Case Presentation: Hepatic carcinosarcoma (HCS) is an extremely rare kind of hepatic malignancy with elements of both carcinoma and sarcoma. Chronic lymphocytic leukemia (CLL), on the other hand, is the most common lymphoid malignancy in North America accounting for ~25% of leukemia cases in the United States. This is the first case report in medical literature describing the concurrent occurrence of these two malignancies in the liver.Our patient is a 60-year-old Hispanic male with a history of non-cirrhotic hepatitis C (diagnosed in 2011, treated with Ledipasvir/Sofosbuvir and had sustained undetectable viral load since 2016) as well as indolent Rai Stage 0 CLL with poor prognostic marker of ATM gene mutation on 11q22.3 (diagnosed in 2019 and has been under observation ever since). He presented to the hospital due to worsening diffuse abdominal discomfort associated with anorexia and 40-pound weight loss over 3 months. Physical exam revealed cachexia, jaundice and hepatosplenomegaly. Diagnostics showed a baseline WBC of 18/nL, absolute lymphocyte count of 15/nL, hemoglobin of 11.2 g/dL, normal platelet count, elevated INR of 2.2, aPTT of 40 seconds, AST of 86, normal ALT, albumin of 2.2 g/dL and normal ALP. Viral hepatitis panel was negative. CT imaging of chest, abdomen and pelvis showed multiple heterogeneous ill-defined hepatic masses involving nearly the entire right hepatic lobe measuring 12 cm in largest dimension, prominent peri-gastric lymph nodes suggestive of metastasis and a heterogeneous midline mass near the pancreas measuring 10 cm in largest dimension. Liver biopsy surprisingly exhibited concurrent HCS and CLL. The patient was not a surgical nor radiation therapy candidate due to extensive disease. He refused systemic chemotherapy and opted for comfort care. He passed away 2 months later.

Discussion: HCS has only been described in 31 cases in current literature. The exact pathophysiology is unknown. However, it is postulated to arise de novo or from a cirrhotic liver due to chronic hepatitis B or C. Our patient had non-cirrhotic hepatitis C for 5 years before he had undetectable disease after treatment. According to Goto et al, despite attaining sustained undetectable viral load in non-cirrhotic hepatitis C patients, the risk of having hepatocellular carcinoma (HCC) remains at 0.3 per 100 patient years. Unfortunately, the risk of developing HCS from chronic hepatitis C is unknown due to its rarity.CLL patients have a higher risk of developing second malignancies including solid cancers (skin cancer, Kaposi sarcoma, lung cancer, melanoma, breast cancer and prostate cancer) and hematologic cancers (diffuse large B-cell lymphoma, Hodgkin lymphoma and myeloid neoplasia). This is likely attributable to the postulated defective immune surveillance in CLL. Liver biopsy is not part of the basic work-up for CLL but it can be used to investigate acute abnormalities of the liver. According to Hampel et al, CLL infiltration of the liver does not necessarily change the management of the disease and is not a criterion to start treatment.

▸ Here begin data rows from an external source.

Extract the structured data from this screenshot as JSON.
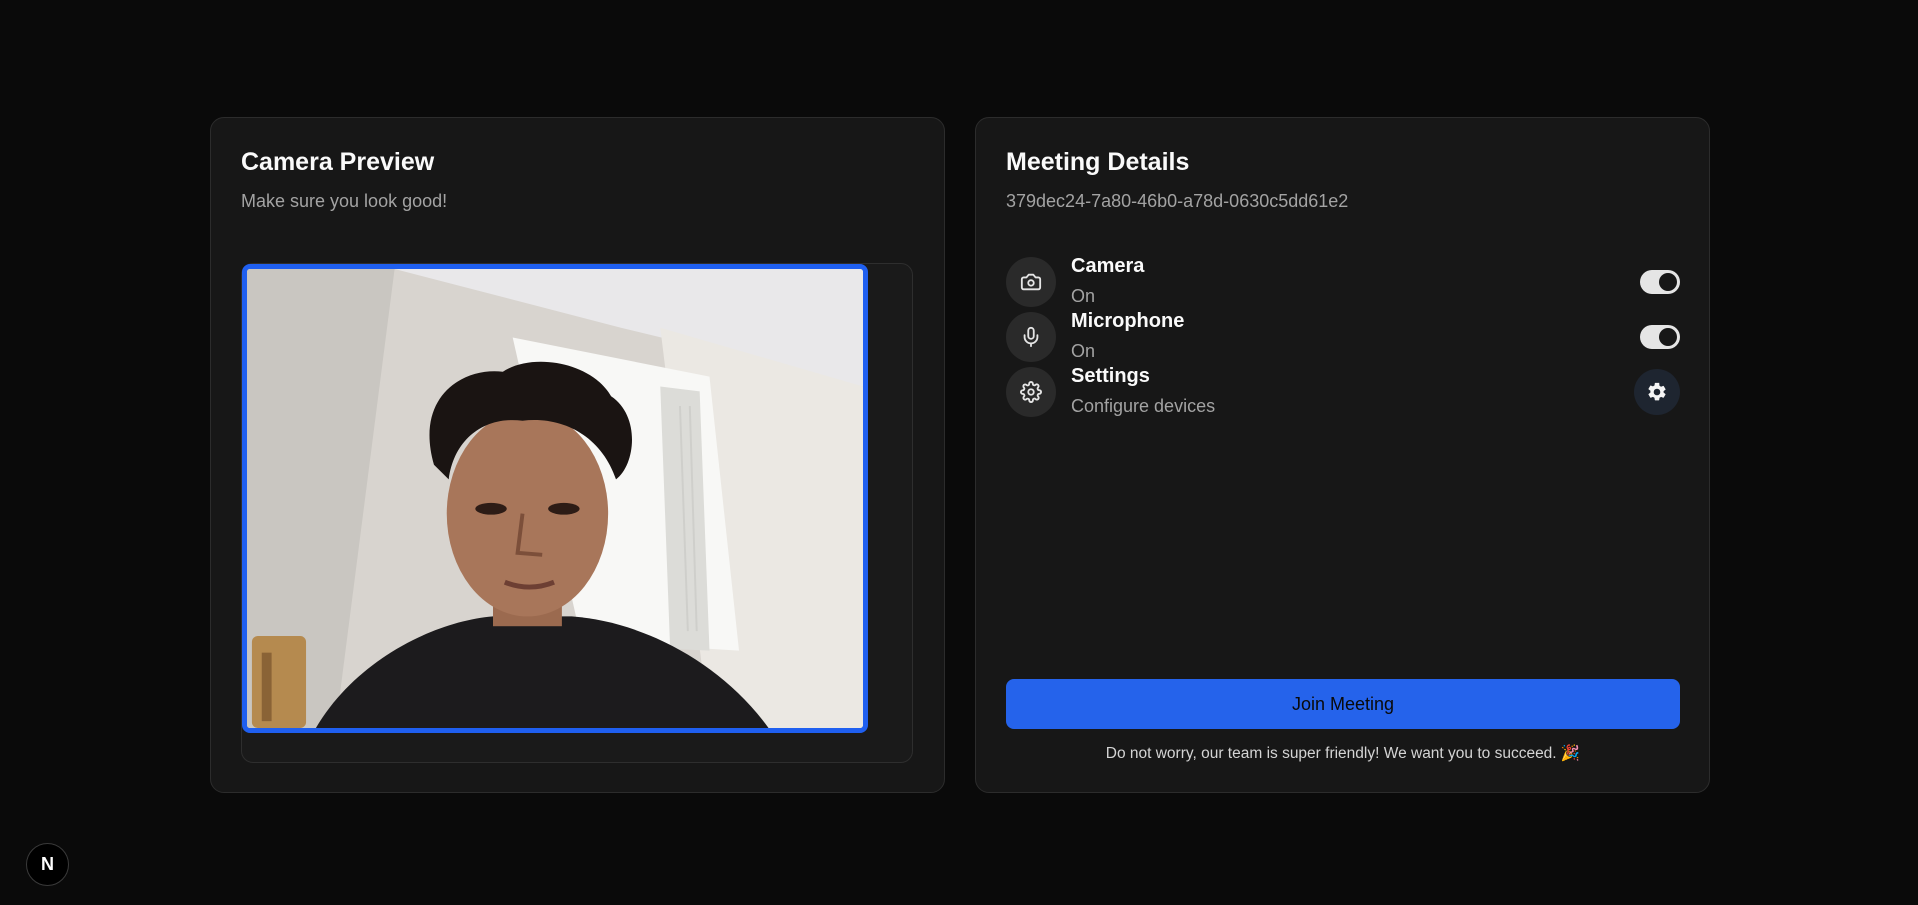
{
  "camera_preview": {
    "title": "Camera Preview",
    "subtitle": "Make sure you look good!"
  },
  "meeting_details": {
    "title": "Meeting Details",
    "meeting_id": "379dec24-7a80-46b0-a78d-0630c5dd61e2",
    "devices": [
      {
        "name": "Camera",
        "status": "On",
        "icon": "camera-icon",
        "control": "toggle",
        "enabled": true
      },
      {
        "name": "Microphone",
        "status": "On",
        "icon": "microphone-icon",
        "control": "toggle",
        "enabled": true
      },
      {
        "name": "Settings",
        "status": "Configure devices",
        "icon": "gear-icon",
        "control": "button"
      }
    ],
    "join_label": "Join Meeting",
    "footnote": "Do not worry, our team is super friendly! We want you to succeed. 🎉"
  },
  "badge": {
    "label": "N",
    "icon": "nextjs-logo"
  },
  "colors": {
    "background": "#0a0a0a",
    "card": "#171717",
    "accent": "#2563eb",
    "video_border": "#1f5ff0"
  }
}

Conclusions: Our case demonstrates the presence of two simultaneous malignancies in the liver likely due to the compounded risk of a history of chronic albeit treated hepatitis C and poor immune surveillance from CLL. Currently, there have been no studies of cancer screening in CLL patients. However, patients are encouraged to have age-appropriate screening. In the future, it may be worthwhile to consider early cancer screening for these patients with such high-risk features.